Without further hesitation Captain Bart agreed to the proposal.

“I trust to your honour, Captain Benbow,” he said.

“You may rest assured that, as you have given your word to allow the Elephant to continue her voyage unmolested, you will be able to leave this ship whenever you desire.”

The three Captains were soon seated in the comfortable cabin of the Benbow frigate. Captain Benbow, having regarded Captain Bart for an instant, put out his hand, exclaiming, “Why, we served together as lads for two years or more under Admiral Ruyter—surely I am not mistaken—and saw a good deal of pretty hard fighting.”

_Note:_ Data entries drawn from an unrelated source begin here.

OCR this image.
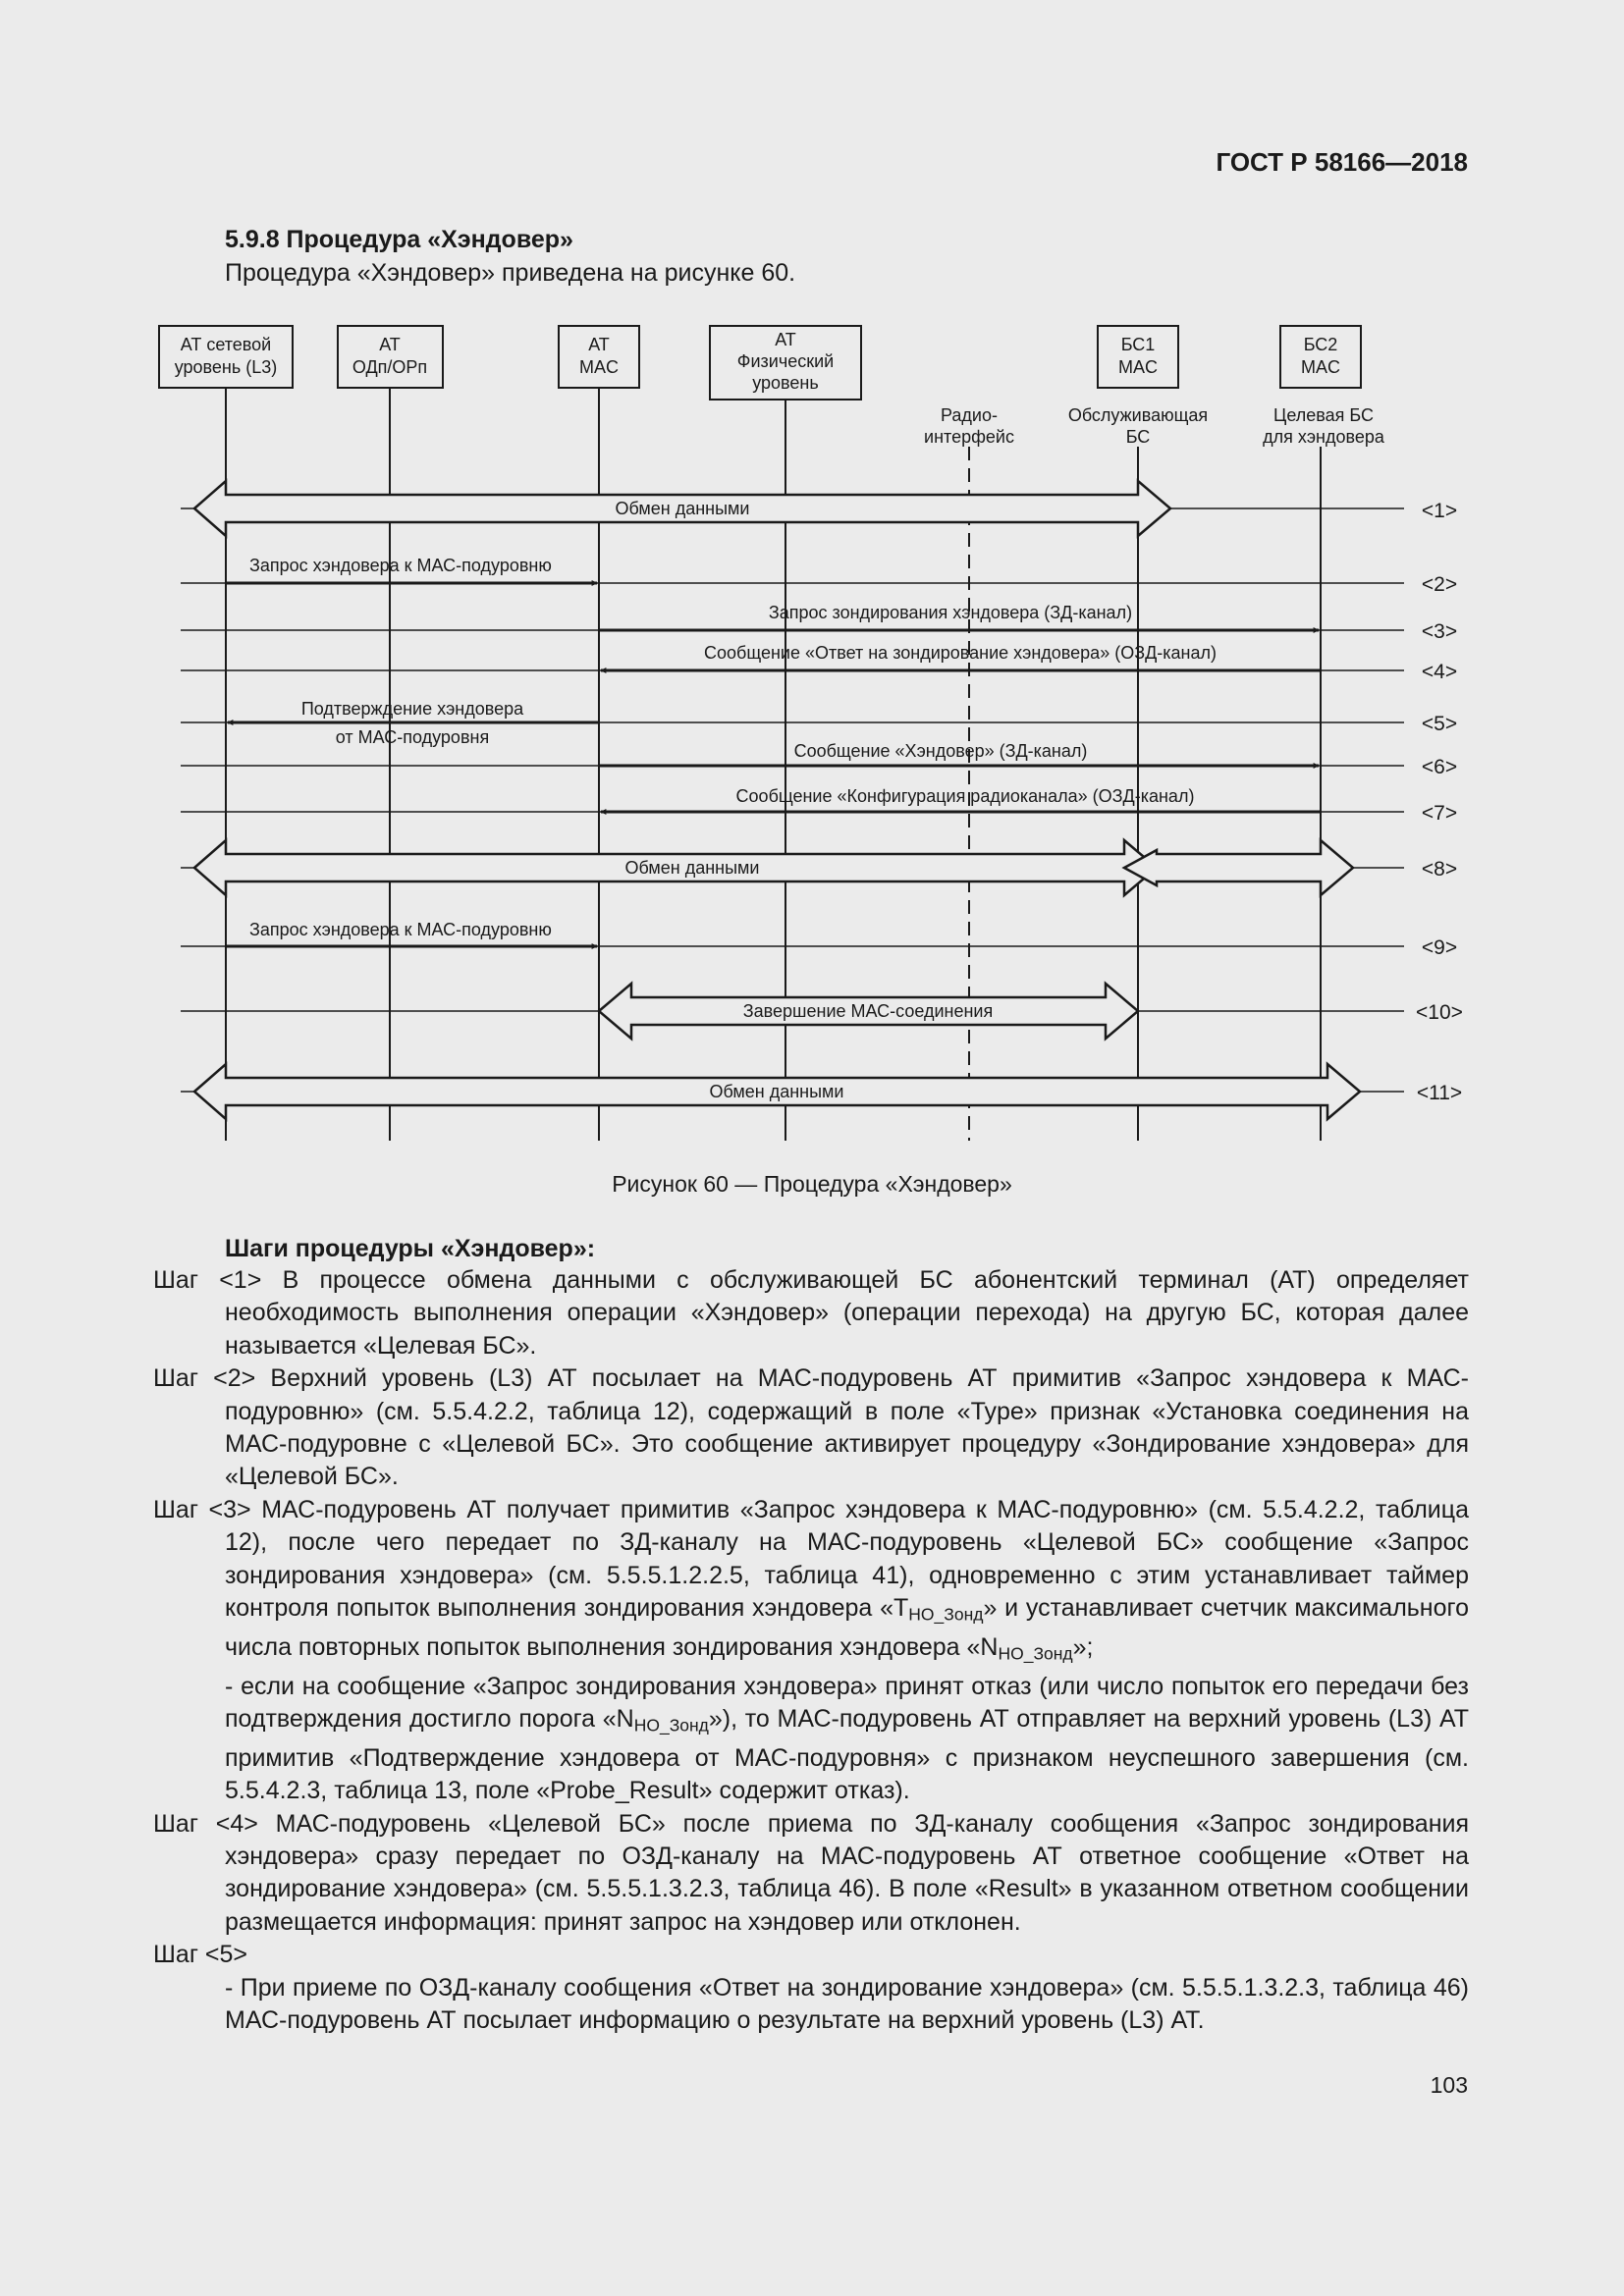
ГОСТ Р 58166—2018
5.9.8 Процедура «Хэндовер»
Процедура «Хэндовер» приведена на рисунке 60.
АТ сетевой
уровень (L3)
АТ
ОДп/ОРп
АТ
MAC
АТ
Физический
уровень
БС1
MAC
БС2
MAC
Радио-
интерфейс
Обслуживающая
БС
Целевая БС
для хэндовера
Обмен данными
Запрос хэндовера к МАС-подуровню
Запрос зондирования хэндовера (ЗД-канал)
Сообщение «Ответ на зондирование хэндовера» (ОЗД-канал)
Подтверждение хэндовера
от МАС-подуровня
Сообщение «Хэндовер» (ЗД-канал)
Сообщение «Конфигурация радиоканала» (ОЗД-канал)
Обмен данными
Запрос хэндовера к МАС-подуровню
Завершение МАС-соединения
Обмен данными
<1>
<2>
<3>
<4>
<5>
<6>
<7>
<8>
<9>
<10>
<11>
Рисунок 60 — Процедура «Хэндовер»
Шаги процедуры «Хэндовер»:

Шаг <1> В процессе обмена данными с обслуживающей БС абонентский терминал (АТ) определяет необходимость выполнения операции «Хэндовер» (операции перехода) на другую БС, которая далее называется «Целевая БС».

Шаг <2> Верхний уровень (L3) АТ посылает на МАС-подуровень АТ примитив «Запрос хэндовера к МАС-подуровню» (см. 5.5.4.2.2, таблица 12), содержащий в поле «Type» признак «Установка соединения на МАС-подуровне с «Целевой БС». Это сообщение активирует процедуру «Зондирование хэндовера» для «Целевой БС».

Шаг <3> МАС-подуровень АТ получает примитив «Запрос хэндовера к МАС-подуровню» (см. 5.5.4.2.2, таблица 12), после чего передает по ЗД-каналу на МАС-подуровень «Целевой БС» сообщение «Запрос зондирования хэндовера» (см. 5.5.5.1.2.2.5, таблица 41), одновременно с этим устанавливает таймер контроля попыток выполнения зондирования хэндовера «$T_{НО\_Зонд}$» и устанавливает счетчик максимального числа повторных попыток выполнения зондирования хэндовера «$N_{НО\_Зонд}$»;

- если на сообщение «Запрос зондирования хэндовера» принят отказ (или число попыток его передачи без подтверждения достигло порога «$N_{НО\_Зонд}$»), то МАС-подуровень АТ отправляет на верхний уровень (L3) АТ примитив «Подтверждение хэндовера от МАС-подуровня» с признаком неуспешного завершения (см. 5.5.4.2.3, таблица 13, поле «Probe_Result» содержит отказ).

Шаг <4> МАС-подуровень «Целевой БС» после приема по ЗД-каналу сообщения «Запрос зондирования хэндовера» сразу передает по ОЗД-каналу на МАС-подуровень АТ ответное сообщение «Ответ на зондирование хэндовера» (см. 5.5.5.1.3.2.3, таблица 46). В поле «Result» в указанном ответном сообщении размещается информация: принят запрос на хэндовер или отклонен.

Шаг <5>

- При приеме по ОЗД-каналу сообщения «Ответ на зондирование хэндовера» (см. 5.5.5.1.3.2.3, таблица 46) МАС-подуровень АТ посылает информацию о результате на верхний уровень (L3) АТ.

103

“You are perfectly right,” answered Captain Bart. “I remained with him till I was twenty-one and a half years of age, when I returned to my native town of Dunkerque, not supposing at the time that I should have to fight against my old friends the Dutch.”

“You and I must be about the same age, Captain Bart,” observed Benbow, after they had been comparing notes of certain events which had taken place.

“I was born in the year 1650,” said Bart.

“Very same year that I first saw the light,” observed Benbow. “We both of us have been ploughing the salt water pretty nearly ever since.”

“For my part I expect to plough it to the end of my days, as most of my ancestors have done; for we men of Dunkerque are born seamen, and fond of the ocean,” said Bart.

“And to my belief I am the first of my race that ever went to sea,” said Benbow.